Minor Acute Zorg
Module 1: Airway
HC 1 – ABCDE en Airway
De student kent de ABCDE-methodiek en weet hoe deze gebruikt wordt bij de opvang van de vitaal
bedreigde patiënt.
Airway (O2 in longen/CO2 uit de longen), Breathing (O2 naar bloed/CO2 uit bloed), Circulation (O2
transporteren naar weefsels), Disability (aansturing lichaamsprocessen/brein), Exposure
ABCDE = een systematische 1e beoordeling èn behandeling van vitaal bedreigde zorgvragers. Het
zorgt voor structuur in acute situaties, terugdringen mortaliteit en morbiditeit (‘Treat first what kills
first’), uniformiteit.
Opvang vitaal bedreigde patiënt:
1. Primary assessment (survey) – eerste beoordeling volgens ABCDE en levensreddende handelingen
2. Re-assesment – nog een keer ABCDE, kijken of alles stabiel is
3. Secondary assessment (survey) – Top tot teen beoordeling, aanvullende onderzoeken
De student weet hoe de luchtweg beoordeeld wordt.
Kijk/luister/voel:
- Bewustzijn
- Beweging borst en buik
- Geluiden (bij in- en uitademing) -> snurken, heesheid, gorgelen, stridor (piepen – hoge
luchtweg, niet zoals bij astma). Een normale ademhaling maakt geen geluid. Let op: volledige
obstructie kan ook een niet-hoorbare ademhaling geven.
- Luchtstroom door mond/neus
- Inspectie mond/keel/hals
De student begrijpt vanuit de anatomie en (patho-)fysiologie welke problemen een bedreiging
voor de luchtweg zijn.
Mogelijke problemen:
Primaire obstructie:
- Corpus alienum: gebitsdelen, voedsel
- Bloed, slijm, braaksel
- Zwelling (verbranding, ontsteking, allergie)
- Uitwendige compressie (bloeding, tumor, abces)
Secundaire obstructie:
- Door bewustzijnsdaling kan tong naar achter zakken
Bij trauma, let op eventueel CWK-letsel!!

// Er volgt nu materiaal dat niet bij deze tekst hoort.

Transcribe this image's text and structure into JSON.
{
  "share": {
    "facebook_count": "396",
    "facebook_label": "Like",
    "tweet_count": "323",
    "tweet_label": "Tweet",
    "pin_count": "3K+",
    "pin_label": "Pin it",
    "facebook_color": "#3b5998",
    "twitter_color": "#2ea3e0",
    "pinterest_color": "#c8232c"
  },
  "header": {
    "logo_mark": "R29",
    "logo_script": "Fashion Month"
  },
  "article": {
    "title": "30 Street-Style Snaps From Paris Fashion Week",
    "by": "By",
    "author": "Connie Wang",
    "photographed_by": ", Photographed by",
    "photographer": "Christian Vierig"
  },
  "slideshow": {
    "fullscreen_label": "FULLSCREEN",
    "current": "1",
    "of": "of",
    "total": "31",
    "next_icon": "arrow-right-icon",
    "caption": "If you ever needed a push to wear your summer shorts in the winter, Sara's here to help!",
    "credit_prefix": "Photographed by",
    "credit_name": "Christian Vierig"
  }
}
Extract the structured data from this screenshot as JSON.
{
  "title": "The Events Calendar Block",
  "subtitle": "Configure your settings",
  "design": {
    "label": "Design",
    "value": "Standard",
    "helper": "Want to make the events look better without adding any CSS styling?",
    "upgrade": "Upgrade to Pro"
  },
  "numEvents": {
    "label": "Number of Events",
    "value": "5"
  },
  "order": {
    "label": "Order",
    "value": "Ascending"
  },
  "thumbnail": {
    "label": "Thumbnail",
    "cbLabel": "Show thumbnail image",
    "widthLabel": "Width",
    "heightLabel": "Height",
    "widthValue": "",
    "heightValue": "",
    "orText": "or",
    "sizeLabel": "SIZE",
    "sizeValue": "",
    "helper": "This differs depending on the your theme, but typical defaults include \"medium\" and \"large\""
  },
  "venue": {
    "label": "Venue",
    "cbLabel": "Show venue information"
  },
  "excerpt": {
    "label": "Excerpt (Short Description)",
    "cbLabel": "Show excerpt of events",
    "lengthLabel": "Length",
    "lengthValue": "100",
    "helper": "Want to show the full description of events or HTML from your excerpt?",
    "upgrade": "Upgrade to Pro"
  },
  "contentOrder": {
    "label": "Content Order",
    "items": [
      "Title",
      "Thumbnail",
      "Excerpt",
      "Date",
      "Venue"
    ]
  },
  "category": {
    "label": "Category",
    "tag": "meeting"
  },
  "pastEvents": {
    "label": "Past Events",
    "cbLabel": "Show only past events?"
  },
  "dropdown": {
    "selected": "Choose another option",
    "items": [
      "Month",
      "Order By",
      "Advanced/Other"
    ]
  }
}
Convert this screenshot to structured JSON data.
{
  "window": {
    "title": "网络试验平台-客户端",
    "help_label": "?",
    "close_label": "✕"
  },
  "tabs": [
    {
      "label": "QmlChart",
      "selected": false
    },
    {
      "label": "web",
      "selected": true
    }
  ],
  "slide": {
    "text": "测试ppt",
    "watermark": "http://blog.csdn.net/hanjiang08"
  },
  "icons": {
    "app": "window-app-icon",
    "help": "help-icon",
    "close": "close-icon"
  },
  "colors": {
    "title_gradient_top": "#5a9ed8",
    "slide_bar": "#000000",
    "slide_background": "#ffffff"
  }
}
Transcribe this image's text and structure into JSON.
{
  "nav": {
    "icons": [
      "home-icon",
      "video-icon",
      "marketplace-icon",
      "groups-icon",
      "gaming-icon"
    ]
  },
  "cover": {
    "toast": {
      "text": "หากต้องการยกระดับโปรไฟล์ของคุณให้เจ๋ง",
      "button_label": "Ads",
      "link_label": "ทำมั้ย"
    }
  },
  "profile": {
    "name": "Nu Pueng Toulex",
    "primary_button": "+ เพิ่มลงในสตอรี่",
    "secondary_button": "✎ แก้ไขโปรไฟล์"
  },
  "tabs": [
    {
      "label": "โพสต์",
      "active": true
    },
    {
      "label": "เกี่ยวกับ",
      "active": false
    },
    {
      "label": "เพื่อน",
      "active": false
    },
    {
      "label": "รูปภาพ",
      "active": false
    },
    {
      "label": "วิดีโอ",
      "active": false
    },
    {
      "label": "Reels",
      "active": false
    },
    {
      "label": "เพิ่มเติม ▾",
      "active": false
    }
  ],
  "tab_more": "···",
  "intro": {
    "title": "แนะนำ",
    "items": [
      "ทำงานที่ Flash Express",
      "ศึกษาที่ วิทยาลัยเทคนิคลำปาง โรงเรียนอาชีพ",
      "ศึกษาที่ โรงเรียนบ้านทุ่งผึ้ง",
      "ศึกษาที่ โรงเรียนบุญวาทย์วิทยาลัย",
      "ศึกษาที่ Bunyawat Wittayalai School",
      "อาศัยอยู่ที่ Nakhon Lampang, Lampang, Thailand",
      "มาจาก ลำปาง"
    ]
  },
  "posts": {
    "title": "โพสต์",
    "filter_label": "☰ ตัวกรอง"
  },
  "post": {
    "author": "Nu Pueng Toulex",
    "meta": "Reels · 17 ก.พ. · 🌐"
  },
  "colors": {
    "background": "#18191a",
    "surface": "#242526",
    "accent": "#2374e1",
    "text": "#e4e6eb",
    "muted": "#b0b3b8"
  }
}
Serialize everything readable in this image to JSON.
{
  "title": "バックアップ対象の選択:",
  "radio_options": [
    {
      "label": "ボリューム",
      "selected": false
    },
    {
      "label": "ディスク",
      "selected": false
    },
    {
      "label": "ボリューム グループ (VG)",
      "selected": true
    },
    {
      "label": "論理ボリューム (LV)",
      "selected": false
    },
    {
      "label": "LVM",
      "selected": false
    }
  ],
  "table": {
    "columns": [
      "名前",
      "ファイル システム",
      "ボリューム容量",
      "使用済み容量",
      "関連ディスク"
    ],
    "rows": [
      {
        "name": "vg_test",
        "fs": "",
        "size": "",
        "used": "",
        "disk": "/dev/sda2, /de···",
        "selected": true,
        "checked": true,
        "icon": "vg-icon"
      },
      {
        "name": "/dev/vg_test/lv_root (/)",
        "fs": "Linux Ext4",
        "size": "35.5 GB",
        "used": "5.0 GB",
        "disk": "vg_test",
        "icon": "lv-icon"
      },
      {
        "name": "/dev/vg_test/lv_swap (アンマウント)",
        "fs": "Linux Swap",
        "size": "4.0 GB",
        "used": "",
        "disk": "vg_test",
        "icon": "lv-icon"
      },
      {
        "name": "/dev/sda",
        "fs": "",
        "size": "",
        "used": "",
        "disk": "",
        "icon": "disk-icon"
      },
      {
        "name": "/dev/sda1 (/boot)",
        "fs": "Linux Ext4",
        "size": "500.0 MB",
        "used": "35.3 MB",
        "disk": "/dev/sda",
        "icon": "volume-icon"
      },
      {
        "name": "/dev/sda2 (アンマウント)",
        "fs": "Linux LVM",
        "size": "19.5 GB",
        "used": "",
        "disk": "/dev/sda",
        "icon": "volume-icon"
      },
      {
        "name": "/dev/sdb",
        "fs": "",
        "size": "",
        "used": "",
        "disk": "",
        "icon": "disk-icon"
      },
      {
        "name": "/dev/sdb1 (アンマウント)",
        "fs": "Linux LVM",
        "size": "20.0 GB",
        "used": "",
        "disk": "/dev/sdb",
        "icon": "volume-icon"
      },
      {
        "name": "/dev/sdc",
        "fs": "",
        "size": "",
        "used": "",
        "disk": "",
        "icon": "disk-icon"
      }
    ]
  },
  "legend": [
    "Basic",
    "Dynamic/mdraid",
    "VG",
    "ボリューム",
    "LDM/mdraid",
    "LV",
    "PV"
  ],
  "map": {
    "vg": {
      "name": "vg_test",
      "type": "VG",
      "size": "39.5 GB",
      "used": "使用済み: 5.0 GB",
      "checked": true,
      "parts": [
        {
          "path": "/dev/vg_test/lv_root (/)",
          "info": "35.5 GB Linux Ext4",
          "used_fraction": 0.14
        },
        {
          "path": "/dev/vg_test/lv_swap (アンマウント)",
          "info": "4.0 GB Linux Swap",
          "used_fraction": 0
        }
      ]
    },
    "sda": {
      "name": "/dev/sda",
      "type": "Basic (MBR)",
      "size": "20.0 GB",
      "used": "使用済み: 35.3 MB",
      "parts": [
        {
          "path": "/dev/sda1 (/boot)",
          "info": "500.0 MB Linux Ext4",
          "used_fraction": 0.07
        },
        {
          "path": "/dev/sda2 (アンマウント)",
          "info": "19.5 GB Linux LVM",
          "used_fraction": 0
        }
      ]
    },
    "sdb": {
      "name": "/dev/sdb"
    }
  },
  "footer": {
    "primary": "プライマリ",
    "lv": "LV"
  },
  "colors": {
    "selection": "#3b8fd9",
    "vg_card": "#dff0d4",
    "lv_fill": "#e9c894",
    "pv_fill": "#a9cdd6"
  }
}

CWK = cervicale wervelkolom
Herkenning problemen:
Look, listen, feel (oor boven mond van patiënt):
- Bewustzijn
- Beweging borst en buik
- Geluiden (bij in- en uitademing)
, o Snurken: tong naar achteren gezakt
o Heesheid: vernauwde larynx
o Rochelen: slijm in keelholte of bovenste luchtwegen
o Stridor: Inademen/inspiratoire stridor – bovenste luchtwegen,
Uitademen/expiratoire stridor – lagere luchtweg opstructie. Geluid: piepen – vaak
hoge luchtweg, niet zoals bij astma. Een normale ademhaling maakt geen geluid.
Let op: volledige obstructie kan ook een niet-hoorbare ademhaling geven.
- Luchtstroom door mond/neus
- Inspectie mond/keel/hals
Luchtweg vrijmaken:
- Luchtwegopeningshandeling; head-tilt/chin-lift of jaw thrust
- Uitzuigen
- Stabilisatie CWK: manuele In Line stabilisatie, wervelplank, hoofdblokken, traumamatras
- Hulpmiddelen: o.a. Guedell (mayotube)
- Verstikkingsprotocol
De student begrijpt de principes van triage en kan het belang hiervan bij de opvang van de vitaal
bedreigde patiënt uitleggen.
Triage = sortering/selectie/urgentiebepaling van vitaal bedreigde patiënt.
Op basis van een aantal gegevens worden patiënten ingedeeld in verschillende urgentieklassen
Triage:
1. Probleemomschrijving (=ingangsklacht) kiezen
2. Vitale functies (ABCDE) observeren/meten
3. Korte anamnese (AMPLE):
– Allergie
– Medicatie
– Past (=voorgeschiedenis)
– Last meal
– Events (=toedracht)
WC 1.1 – Klinisch Redeneren
Wat de redeneerstappen volgens het model van Proactive Nursing (Bakker, 2014) zijn.
1. Oriëntatie op situatie – SBAR
2. klinische probleemstelling – disfunctionele orgaansystemen
3. Aanvullend klinisch onderzoek
4. Interventies en klinisch beleid
5. Klinisch verloop
6. Nabeschouwing
Hoe de redeneerhulpen SBAR, AMPLE, EWS en SCEGS bij het klinisch redeneren gebruikt worden.